A private defense attorney has convinced a judge that he needed more money to fairly represent a poor client facing execution, setting the stage for other attorneys to demand better pay when they take indigent cases.


Maricopa County Superior Court Judge Kenneth Fields said in a ruling made public Tuesday that Mike Terribile was not paid reasonably by Maricopa County for his defense of Richard Rivas, a convicted murderer.

"The more I read this ruling, the happier I am," said Terribile, who had fought for months for the decision.

Fields' decision grew out of a two-day hearing earlier this month in which Terribile's lawyers put on a parade of witnesses decrying Maricopa County's poor pay of private attorneys hired by its Office of Court Appointed Counsel to defend poor suspects in criminal cases. Last summer, another judge denied Terribile's request for more money.

But this time Fields ordered Terribile and OCAC to negotiate a "reasonable amount of compensation" and report to him by Feb. 9.

Fields' ruling applies only to Terribile's case and does not carry the weight of a higher-court decision. But Terribile and other contract attorneys say they will have a powerful weapon to demand better pay from OCAC or take their pleas to a judge.

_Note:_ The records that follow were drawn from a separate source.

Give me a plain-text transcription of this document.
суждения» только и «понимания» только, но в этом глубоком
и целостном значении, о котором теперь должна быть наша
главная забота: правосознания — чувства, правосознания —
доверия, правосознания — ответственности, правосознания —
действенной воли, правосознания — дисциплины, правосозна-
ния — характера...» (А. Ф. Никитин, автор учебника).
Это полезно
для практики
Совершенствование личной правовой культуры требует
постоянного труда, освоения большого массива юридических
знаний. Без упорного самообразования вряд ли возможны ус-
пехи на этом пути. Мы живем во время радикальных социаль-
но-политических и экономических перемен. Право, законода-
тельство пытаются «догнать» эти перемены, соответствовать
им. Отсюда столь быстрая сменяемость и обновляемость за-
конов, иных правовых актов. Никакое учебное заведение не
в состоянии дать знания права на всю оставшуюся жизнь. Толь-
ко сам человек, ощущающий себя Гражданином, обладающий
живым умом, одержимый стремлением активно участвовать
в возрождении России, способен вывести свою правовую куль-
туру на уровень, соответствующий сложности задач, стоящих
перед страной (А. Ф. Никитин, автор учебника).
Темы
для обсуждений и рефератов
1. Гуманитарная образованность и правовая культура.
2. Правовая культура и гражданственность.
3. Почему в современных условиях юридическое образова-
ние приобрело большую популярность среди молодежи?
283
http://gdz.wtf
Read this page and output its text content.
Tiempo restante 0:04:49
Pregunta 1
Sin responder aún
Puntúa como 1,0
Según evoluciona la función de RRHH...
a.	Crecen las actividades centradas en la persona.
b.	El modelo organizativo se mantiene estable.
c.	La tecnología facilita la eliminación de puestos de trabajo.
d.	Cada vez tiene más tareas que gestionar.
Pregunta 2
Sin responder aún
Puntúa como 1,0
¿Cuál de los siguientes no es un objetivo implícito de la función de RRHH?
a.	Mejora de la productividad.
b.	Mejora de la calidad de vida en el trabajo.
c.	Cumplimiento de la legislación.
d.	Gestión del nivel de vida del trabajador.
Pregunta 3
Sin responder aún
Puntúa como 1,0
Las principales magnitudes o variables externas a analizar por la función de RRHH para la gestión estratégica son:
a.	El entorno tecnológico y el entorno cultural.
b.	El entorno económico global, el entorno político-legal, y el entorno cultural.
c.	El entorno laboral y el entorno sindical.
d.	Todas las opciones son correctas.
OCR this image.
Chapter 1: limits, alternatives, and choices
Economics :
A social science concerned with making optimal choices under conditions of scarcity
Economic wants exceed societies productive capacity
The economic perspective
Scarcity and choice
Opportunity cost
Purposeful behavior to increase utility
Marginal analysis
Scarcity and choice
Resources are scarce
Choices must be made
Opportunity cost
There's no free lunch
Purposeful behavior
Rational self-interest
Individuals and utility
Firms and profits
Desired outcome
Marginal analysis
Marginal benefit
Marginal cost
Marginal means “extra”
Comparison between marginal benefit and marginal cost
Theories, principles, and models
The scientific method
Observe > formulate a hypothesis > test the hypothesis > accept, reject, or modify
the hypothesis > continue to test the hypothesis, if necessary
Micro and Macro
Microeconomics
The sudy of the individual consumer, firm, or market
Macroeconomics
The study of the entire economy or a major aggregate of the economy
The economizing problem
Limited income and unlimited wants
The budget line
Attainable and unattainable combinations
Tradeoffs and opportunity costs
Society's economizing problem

"This (ruling) allows these contract attorneys who represent indigent defendants to go to OCAC and tell them you are not paying me reasonably and I am going to the judge," Terribile said. "That's what I did this for."

Fields said that under his 1997 OCAC contract, Terribile was paid $72 per hour. But with about 100 more hours of work to do to prepare for the death-penalty phase of Rivas' case, the hourly rate would sink to less than $23 under the contract, amounting to unreasonable compensation.

Fields' ruling says that OCAC contracts with private attorneys are legal only because the court has the power to ensure that lawyers representing poor clients are being paid enough to protect constitutional rights to a sound defense.

That is a crucial point for some contract attorneys who say OCAC has put them in an ethical quandary by denying them enough money to properly represent their clients.

Mark Kennedy, a defense attorney who has headed the OCAC office part-time since September, said he could think of no cases in which lawyers' requests for more money had been turned down.

Terribile disagrees, saying that when he approached the agency, "They laughed me off."

Terribile's case targeted OCAC's so-called flat-fee contracts, which pay lawyers a certain amount for several cases. Lawyers have argued that the money doesn't stretch far enough and that they have had little luck in prying more out of the county. But Kennedy, who believes the county will consider appealing the ruling, argues that because some cases are resolved quickly, lawyers are paid fairly overall.